Excerpts from an interview with Clint Maun, CSP -
"If you believe you can’t find good help anymore, you need to get out of the people business," says Clint Maun, president of Maun-Lemke, a human resource consulting firm in Omaha, NE. "There are plenty of people, they just don’t choose to work for you."
Maun helps long term care providers recruit and retain staff - an often overwhelming task but one that, when done properly, separates the facility that excels in serving the elderly from one that consistently settles for the minimum.
"If you are an employer of choice, you’ll be the provider of choice," Maun asserts. And this standing will also guarantee you great survey results. Maun adds that in a recent Consumer Reports, nursing facilities that scored the highest under regulatory compliance were also reported to have the most consistent staff.
Tips To Recruit and Retain
Maun tells facilities suffering from a staffing drain to become introspective. "First," he says, "work on retention, then selection, then recruitment. Don’t try to find more people if you can’t do what it takes to keep good people." He offers the following pointers on retention and recruitment:
- Analyze your turnover. "Know by memory which positions experience the most turnover," says Maun.
- Survey pays and benefits. Providers should conduct their own market research on wages every six months rather than rely on association studies or conversations with peers. Find out what your competitors offer, he says, by sending volunteers into their facilities to apply for jobs.
- Survey your employees. Ask employees every 18 months for an objective snapshot about what they like and dislike about work. Give employees credit for any improvements that spring from this feedback as well a report of the results.
- Survey your customers. "Passing a survey is not enough to show employees results," says Maun. Employees want and need concrete feedback about their performances from residents and families.
- Conduct exit interviews. If staff request to move to another unit or leave altogether, find out why. "People may say similar things," says Maun. "You’ll know who has been there a long time but is ineffective. This person is the bottom feeder in the system."
- Get employees involved. Employees today want choices and to make their own decisions, whether it be quality improvement projects or scheduling, says Maun.

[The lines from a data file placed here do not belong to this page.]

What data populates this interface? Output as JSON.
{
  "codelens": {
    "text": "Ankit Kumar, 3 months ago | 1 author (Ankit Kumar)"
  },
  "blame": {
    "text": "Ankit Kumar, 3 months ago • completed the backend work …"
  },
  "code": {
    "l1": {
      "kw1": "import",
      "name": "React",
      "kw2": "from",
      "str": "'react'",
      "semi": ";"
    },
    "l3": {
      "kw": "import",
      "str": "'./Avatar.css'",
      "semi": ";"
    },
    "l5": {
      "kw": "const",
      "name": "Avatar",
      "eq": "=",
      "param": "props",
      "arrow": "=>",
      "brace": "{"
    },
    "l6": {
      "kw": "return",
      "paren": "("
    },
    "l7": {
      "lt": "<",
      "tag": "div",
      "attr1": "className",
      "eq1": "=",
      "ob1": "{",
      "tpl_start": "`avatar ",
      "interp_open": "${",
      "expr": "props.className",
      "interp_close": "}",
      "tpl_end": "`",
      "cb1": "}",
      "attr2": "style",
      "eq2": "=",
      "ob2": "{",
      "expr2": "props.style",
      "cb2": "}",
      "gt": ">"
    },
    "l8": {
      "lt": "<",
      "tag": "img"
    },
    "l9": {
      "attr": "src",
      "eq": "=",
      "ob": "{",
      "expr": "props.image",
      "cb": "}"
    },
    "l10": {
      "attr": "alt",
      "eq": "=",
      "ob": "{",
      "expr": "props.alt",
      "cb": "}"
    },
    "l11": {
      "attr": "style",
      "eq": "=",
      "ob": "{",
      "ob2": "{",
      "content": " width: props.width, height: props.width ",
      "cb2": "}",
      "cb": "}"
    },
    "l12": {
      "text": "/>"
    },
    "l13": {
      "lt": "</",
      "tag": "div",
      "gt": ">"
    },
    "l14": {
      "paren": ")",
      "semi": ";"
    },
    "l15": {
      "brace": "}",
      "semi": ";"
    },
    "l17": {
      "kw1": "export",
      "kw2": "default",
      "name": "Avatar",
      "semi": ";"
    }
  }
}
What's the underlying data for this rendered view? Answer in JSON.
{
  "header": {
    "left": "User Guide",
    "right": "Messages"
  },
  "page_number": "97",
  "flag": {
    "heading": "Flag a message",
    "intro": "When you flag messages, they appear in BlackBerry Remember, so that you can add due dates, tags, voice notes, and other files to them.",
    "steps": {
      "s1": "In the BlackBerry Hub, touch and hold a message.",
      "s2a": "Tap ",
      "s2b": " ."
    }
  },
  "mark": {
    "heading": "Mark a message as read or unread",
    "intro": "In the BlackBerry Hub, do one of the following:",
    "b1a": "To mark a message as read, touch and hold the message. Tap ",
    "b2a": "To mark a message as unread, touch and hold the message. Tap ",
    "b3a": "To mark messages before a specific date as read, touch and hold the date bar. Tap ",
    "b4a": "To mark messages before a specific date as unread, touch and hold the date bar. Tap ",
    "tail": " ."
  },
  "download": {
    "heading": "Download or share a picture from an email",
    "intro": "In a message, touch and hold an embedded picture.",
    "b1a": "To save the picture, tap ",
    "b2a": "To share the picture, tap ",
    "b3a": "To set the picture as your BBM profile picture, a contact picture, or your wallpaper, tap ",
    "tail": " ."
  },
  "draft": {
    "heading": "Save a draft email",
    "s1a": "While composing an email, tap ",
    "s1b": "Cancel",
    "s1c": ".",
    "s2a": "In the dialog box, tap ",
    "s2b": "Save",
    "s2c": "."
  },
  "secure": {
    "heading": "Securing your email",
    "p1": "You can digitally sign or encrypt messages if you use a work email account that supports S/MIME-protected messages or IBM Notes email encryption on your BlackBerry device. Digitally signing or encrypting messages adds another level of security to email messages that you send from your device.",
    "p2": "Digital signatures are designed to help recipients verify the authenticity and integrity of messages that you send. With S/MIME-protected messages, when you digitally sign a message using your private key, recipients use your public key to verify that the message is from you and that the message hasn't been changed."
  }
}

- Coach - don’t counsel. Maun feels that staff should coach new employees and charge nurses should give the bulk of negative and positive feedback to staff. Effective feedback is sincere, simple and immediate, he says. And negative feedback should always be given in private.
When giving negative feedback, "get employees to own the problem," Maun points out. "Ask them what they are going to do to solve the problem with the understanding that, if they don’t, there will be consequences."
This approach is coaching, not counseling, he continues. The difference is that when supervisors counsel, they listen to excuses and get bogged down in staffs’ personal lives. Instead, a supervisor should keep focused on the problem at hand. Lest this appear harsh, Maun adds that supervisors should have the phone numbers of counseling organizations ready to give to an employee in need. It, however, shouldn’t be the supervisor’s role to stand in for these professionals.
- Orient passionately. Make it an honor for a staff member to be a mentor to a new hire and reward him or her. Have the mentor along when other staff welcome a new hire, and announce he or she is coming. Mentors should use a sequential checklist to orient new hires and teach then what they need to know as they need to know it.
- Change your job descriptions. State that a positive attitude and the ability to be a team player are prerequisites for the job.
- Interview professionally. "Make a real appointment to meet candidates with real coffee," he continues. "Plan the interview and check references ahead of the first interview."
- Conduct behavioral interviews. Gain insight into a candidate’s dependability by asking a question such as: Can you describe when you couldn’t show up for work and how did you handle it?
- Organize model employees. Maun recommends facility leaders organize a committee of employees with exceptional qualities to come up with a list of essential qualities for jobs, contribute to job descriptions and classified ads, and conduct second interviews.
He advises facility leaders to ask the team members: Why do you work here? Would you help me find people? Maun says developing a recruitment team represents a certain philosophy - to build a facility through its strengths and not its weaknesses. This means raising up the best employees in the facility and not spending too much time correcting or compensating for weaker employees.
And, he adds, it means steering the facility away from a dependence on staffing agencies, which enforces a mindset in a facility that people are replaceable and can skirt responsibilities. When Maun consults with facilities they set a date for the facility to be "agency-free".